BRIEF DESCRIPTION OF THE DRAWINGS
[0012] The accompanying drawings, which are incorporated into this
specification, illustrate one or more exemplary embodiments of the
inventions disclosed herein and, together with the detailed
description, serve to explain the principles and exemplary
implementations of these inventions. One of skill in the art will
understand that the drawings are illustrative only, and that what
is depicted therein may be adapted, based on this disclosure, in
view of the common knowledge within this field.
[0013] In the drawings:
[0014] FIG. 1 illustrates the testosterone and DHT pathway in
AGA.
DETAILED DESCRIPTION
[0015] Various example embodiments of the present disclosure are
described herein in the context of utilizing microbial organisms in
the treatment of androgenetic skin conditions.
[0016] Those of ordinary skill in the art will understand that the
following detailed description is illustrative only and is not
intended to be in any way limiting.
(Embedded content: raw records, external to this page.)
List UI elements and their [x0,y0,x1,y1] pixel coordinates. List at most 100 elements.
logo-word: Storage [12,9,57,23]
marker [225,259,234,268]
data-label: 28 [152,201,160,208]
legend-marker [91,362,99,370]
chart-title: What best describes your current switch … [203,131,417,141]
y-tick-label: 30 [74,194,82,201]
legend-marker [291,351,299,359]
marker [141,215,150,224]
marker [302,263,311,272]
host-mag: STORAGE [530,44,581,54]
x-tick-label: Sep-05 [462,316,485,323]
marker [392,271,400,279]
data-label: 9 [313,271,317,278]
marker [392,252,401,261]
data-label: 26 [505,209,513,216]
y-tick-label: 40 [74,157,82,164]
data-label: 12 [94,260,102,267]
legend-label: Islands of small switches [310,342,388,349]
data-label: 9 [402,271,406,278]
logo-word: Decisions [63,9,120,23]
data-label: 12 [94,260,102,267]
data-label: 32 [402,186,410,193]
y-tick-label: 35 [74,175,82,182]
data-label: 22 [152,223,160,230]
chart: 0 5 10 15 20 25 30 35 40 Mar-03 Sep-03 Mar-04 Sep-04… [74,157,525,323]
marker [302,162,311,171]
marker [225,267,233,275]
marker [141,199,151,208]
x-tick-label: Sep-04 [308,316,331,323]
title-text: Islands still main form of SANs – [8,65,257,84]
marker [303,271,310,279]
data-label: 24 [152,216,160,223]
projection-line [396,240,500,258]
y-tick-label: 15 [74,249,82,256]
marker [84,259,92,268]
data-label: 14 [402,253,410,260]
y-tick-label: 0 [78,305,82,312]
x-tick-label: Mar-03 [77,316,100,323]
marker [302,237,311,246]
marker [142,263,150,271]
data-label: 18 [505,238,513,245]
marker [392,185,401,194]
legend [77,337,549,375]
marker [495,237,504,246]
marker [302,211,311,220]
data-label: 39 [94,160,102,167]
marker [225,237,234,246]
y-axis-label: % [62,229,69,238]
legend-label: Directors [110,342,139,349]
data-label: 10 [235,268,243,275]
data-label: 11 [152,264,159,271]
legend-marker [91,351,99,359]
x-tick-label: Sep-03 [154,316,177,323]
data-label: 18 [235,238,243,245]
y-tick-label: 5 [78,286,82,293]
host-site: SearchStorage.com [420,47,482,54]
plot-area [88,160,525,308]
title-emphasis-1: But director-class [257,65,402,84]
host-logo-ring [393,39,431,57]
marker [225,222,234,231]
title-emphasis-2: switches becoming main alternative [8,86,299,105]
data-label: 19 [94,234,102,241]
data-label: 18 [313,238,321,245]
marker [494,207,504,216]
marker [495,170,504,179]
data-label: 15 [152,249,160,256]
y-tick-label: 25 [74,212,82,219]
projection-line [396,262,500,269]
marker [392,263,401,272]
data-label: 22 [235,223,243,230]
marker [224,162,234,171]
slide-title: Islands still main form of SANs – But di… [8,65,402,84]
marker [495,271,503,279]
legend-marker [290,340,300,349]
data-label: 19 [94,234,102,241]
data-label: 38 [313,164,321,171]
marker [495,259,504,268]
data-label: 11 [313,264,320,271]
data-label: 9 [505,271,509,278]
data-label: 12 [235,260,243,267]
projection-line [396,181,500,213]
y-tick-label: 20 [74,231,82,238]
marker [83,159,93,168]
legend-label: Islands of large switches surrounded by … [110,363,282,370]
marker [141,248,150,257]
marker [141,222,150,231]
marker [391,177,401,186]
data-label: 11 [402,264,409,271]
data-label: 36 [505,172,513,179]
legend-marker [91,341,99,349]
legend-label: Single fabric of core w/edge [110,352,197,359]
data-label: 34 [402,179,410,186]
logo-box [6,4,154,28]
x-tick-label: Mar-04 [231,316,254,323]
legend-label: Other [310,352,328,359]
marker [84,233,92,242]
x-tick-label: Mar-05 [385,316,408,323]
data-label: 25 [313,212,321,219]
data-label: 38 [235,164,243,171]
Other embodiments of the
present disclosure will readily suggest themselves to such skilled
persons having the benefit of this disclosure, in light of what is
known in the relevant arts, the provision and operation of
information systems for such use, and other related areas.
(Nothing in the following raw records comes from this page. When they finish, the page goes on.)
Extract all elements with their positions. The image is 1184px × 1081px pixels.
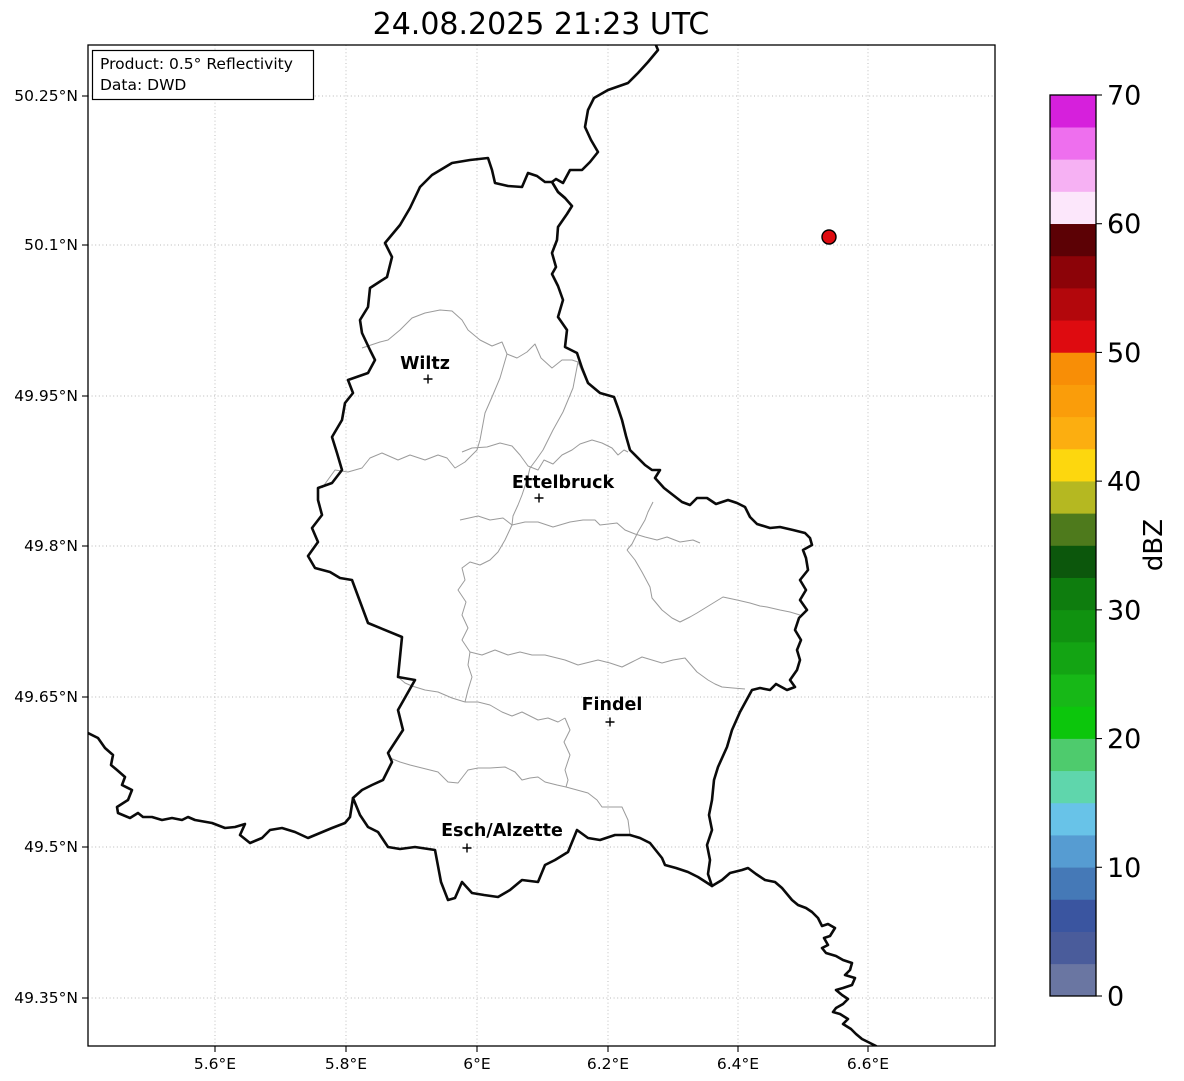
canton-border-esch-north xyxy=(389,757,631,836)
x-tick-label: 6.6°E xyxy=(847,1055,889,1073)
colorbar-segment xyxy=(1050,673,1096,707)
colorbar-segment xyxy=(1050,94,1096,128)
colorbar-segment xyxy=(1050,159,1096,192)
x-tick-label: 5.8°E xyxy=(325,1055,367,1073)
city-marker-icon xyxy=(534,493,544,503)
y-tick-label: 49.95°N xyxy=(14,387,78,405)
colorbar-segment xyxy=(1050,641,1096,675)
colorbar-tick-label: 10 xyxy=(1107,853,1141,884)
colorbar-segment xyxy=(1050,287,1096,321)
y-tick-label: 49.5°N xyxy=(24,838,78,856)
y-tick-label: 49.65°N xyxy=(14,688,78,706)
y-tick-label: 49.35°N xyxy=(14,989,78,1007)
y-tick-label: 50.25°N xyxy=(14,87,78,105)
colorbar-segment xyxy=(1050,899,1096,932)
colorbar-tick-label: 0 xyxy=(1107,982,1124,1013)
colorbar-segment xyxy=(1050,513,1096,546)
canton-border-luxembourg-south xyxy=(465,701,566,723)
gridlines xyxy=(88,45,995,1046)
info-box-data-line: Data: DWD xyxy=(100,76,186,94)
colorbar-segment xyxy=(1050,834,1096,868)
belgium-germany-border xyxy=(550,45,660,200)
x-tick-label: 6.4°E xyxy=(717,1055,759,1073)
canton-border-findel-north xyxy=(469,649,746,690)
colorbar-axis-label: dBZ xyxy=(1139,519,1169,571)
colorbar-segment xyxy=(1050,384,1096,418)
city-label: Findel xyxy=(582,695,643,715)
y-tick-label: 50.1°N xyxy=(24,236,78,254)
france-germany-border xyxy=(710,866,878,1046)
x-tick-label: 5.6°E xyxy=(194,1055,236,1073)
colorbar-segment xyxy=(1050,126,1096,160)
canton-border-grevenmacher xyxy=(626,549,801,623)
country-borders xyxy=(88,45,878,1046)
colorbar-segment xyxy=(1050,866,1096,900)
canton-border-wiltz-north xyxy=(361,309,508,355)
colorbar-segment xyxy=(1050,352,1096,385)
canton-border-luxembourg-east xyxy=(563,717,571,788)
france-belgium-border xyxy=(88,731,355,845)
canton-borders xyxy=(321,309,801,836)
canton-border-diekirch-east xyxy=(511,361,579,526)
canton-border-clervaux-vianden xyxy=(506,343,587,381)
y-tick-label: 49.8°N xyxy=(24,537,78,555)
radar-echo-points xyxy=(821,229,837,245)
colorbar-segment xyxy=(1050,802,1096,836)
canton-border-echternach-west xyxy=(626,501,654,551)
colorbar-tick-label: 30 xyxy=(1107,595,1141,626)
colorbar-segment xyxy=(1050,609,1096,643)
canton-border-capellen-vertical xyxy=(457,524,513,703)
colorbar-tick-label: 20 xyxy=(1107,724,1141,755)
canton-border-ettelbruck-north xyxy=(461,439,629,471)
axis-ticks: 5.6°E 5.8°E 6°E 6.2°E 6.4°E 6.6°E 50.25°N 50.1°… xyxy=(14,87,889,1073)
colorbar-segment xyxy=(1050,963,1096,997)
colorbar-segment xyxy=(1050,738,1096,772)
luxembourg-border xyxy=(306,156,814,902)
colorbar-segment xyxy=(1050,577,1096,611)
plot-title: 24.08.2025 21:23 UTC xyxy=(373,7,710,42)
city-marker-icon xyxy=(605,717,615,727)
colorbar-segment xyxy=(1050,448,1096,482)
colorbar-segment xyxy=(1050,319,1096,353)
x-tick-label: 6.2°E xyxy=(587,1055,629,1073)
colorbar-segment xyxy=(1050,416,1096,450)
colorbar-frame xyxy=(1049,94,1097,997)
colorbar-tick-label: 50 xyxy=(1107,338,1141,369)
colorbar-tick-label: 70 xyxy=(1107,81,1141,112)
colorbar-segment xyxy=(1050,191,1096,225)
canton-border-mersch-band xyxy=(459,515,701,544)
colorbar-segments xyxy=(1050,94,1096,997)
city-marker-icon xyxy=(462,843,472,853)
colorbar-tick-label: 40 xyxy=(1107,467,1141,498)
colorbar-segment xyxy=(1050,706,1096,739)
city-label: Wiltz xyxy=(400,354,450,374)
colorbar-segment xyxy=(1050,223,1096,257)
radar-echo-dot xyxy=(821,229,837,245)
x-tick-label: 6°E xyxy=(463,1055,490,1073)
colorbar-segment xyxy=(1050,545,1096,578)
colorbar-tick-label: 60 xyxy=(1107,209,1141,240)
canton-border-west-band xyxy=(397,676,466,703)
info-box-product-line: Product: 0.5° Reflectivity xyxy=(100,55,293,73)
colorbar-ticks: 0 10 20 30 40 50 60 70 xyxy=(1096,81,1141,1013)
colorbar-segment xyxy=(1050,255,1096,289)
info-box-frame xyxy=(91,49,315,101)
city-annotations: Wiltz Ettelbruck Findel Esch/Alzette xyxy=(400,354,642,853)
colorbar-segment xyxy=(1050,770,1096,804)
colorbar-segment xyxy=(1050,931,1096,965)
city-marker-icon xyxy=(423,374,433,384)
canton-border-wiltz-south xyxy=(321,353,508,489)
city-label: Esch/Alzette xyxy=(441,821,563,841)
colorbar-segment xyxy=(1050,480,1096,514)
info-box: Product: 0.5° Reflectivity Data: DWD xyxy=(91,49,315,101)
map-frame xyxy=(87,44,996,1047)
city-label: Ettelbruck xyxy=(512,473,615,493)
[0017] Not all of the routine features of the exemplary
implementations described herein are shown and described. In the
development of any such actual implementation, numerous
implementation-specific decisions must be made in order to achieve
the specific goals of the developer, such as compliance with
regulatory, safety, social, environmental, health, and
business-related constraints, and that these specific goals will
vary from one implementation to another and from one developer to
another. Moreover, such a developmental effort might be complex and
time-consuming, but would nevertheless be a routine undertaking of
engineering for those of ordinary skill in the art having the
benefit of this disclosure.
[0018] Throughout the present disclosure, relevant terms are to be
understood consistently with their typical meanings established in
the relevant art. However, without limiting the scope of the
present disclosure, exemplary clarifications and descriptions of
certain terms are provided for relevant terms and concepts as set
forth below:
[0019] Use of testosterone in any of the examples described herein
may be equivalently replaced by the use of estrogen, or any other
androgen.
[0020] Use of or action on a hair follicle in any of the examples
described herein may equivalently be replaced by the use of or
action on a sebaceous gland or any location on the skin including
the dermal papilla.
[0021] Androgenic alopecia (AGA) is the condition commonly referred
to as male or female pattern baldness. Reference to AGA in any of
the examples described herein may equivalently be replaced by
hirsutism, acne, auxiliary hair reduction, dry skin, and wrinkles
Use of or reference to bacteria in any of the examples described
herein may equivalently be replaced by any microbial organism such
as yeast, fungi, or virus.
[0022] In one embodiment of the present disclosure, a
microorganism, such as a bacterium, may be introduced into the hair
follicle of a person suffering from androgenetic alopecia, where
the microorganism is endogenous to the skin of a species of mammal,
such as a human or the specific person being treated, wherein the
microorganism metabolizes or degrades testosterone. Illustrative
and non-exclusive examples of such microorganisms may include
Camamonas testosterone TA441 (see M. Horinouchi et al., A New
Bacterial Steroid Degradation Gene Cluster in Comamonas
testosterone TA441 which Consists of Aromatic-Compound Degradation
Genes for Seco-Steroids and 3-Ketosteroid Dehydrogenase Genes,
Appl. Environ. Microbiol. 2003, 69(8):4421, incorporated herein by
reference); Steroidobacter denitrificans DSMZ18526 (Y-L Leu et al.,
A Novel Tesstosterone Catabolic Pathway in Bacteria, J. Bacteriol.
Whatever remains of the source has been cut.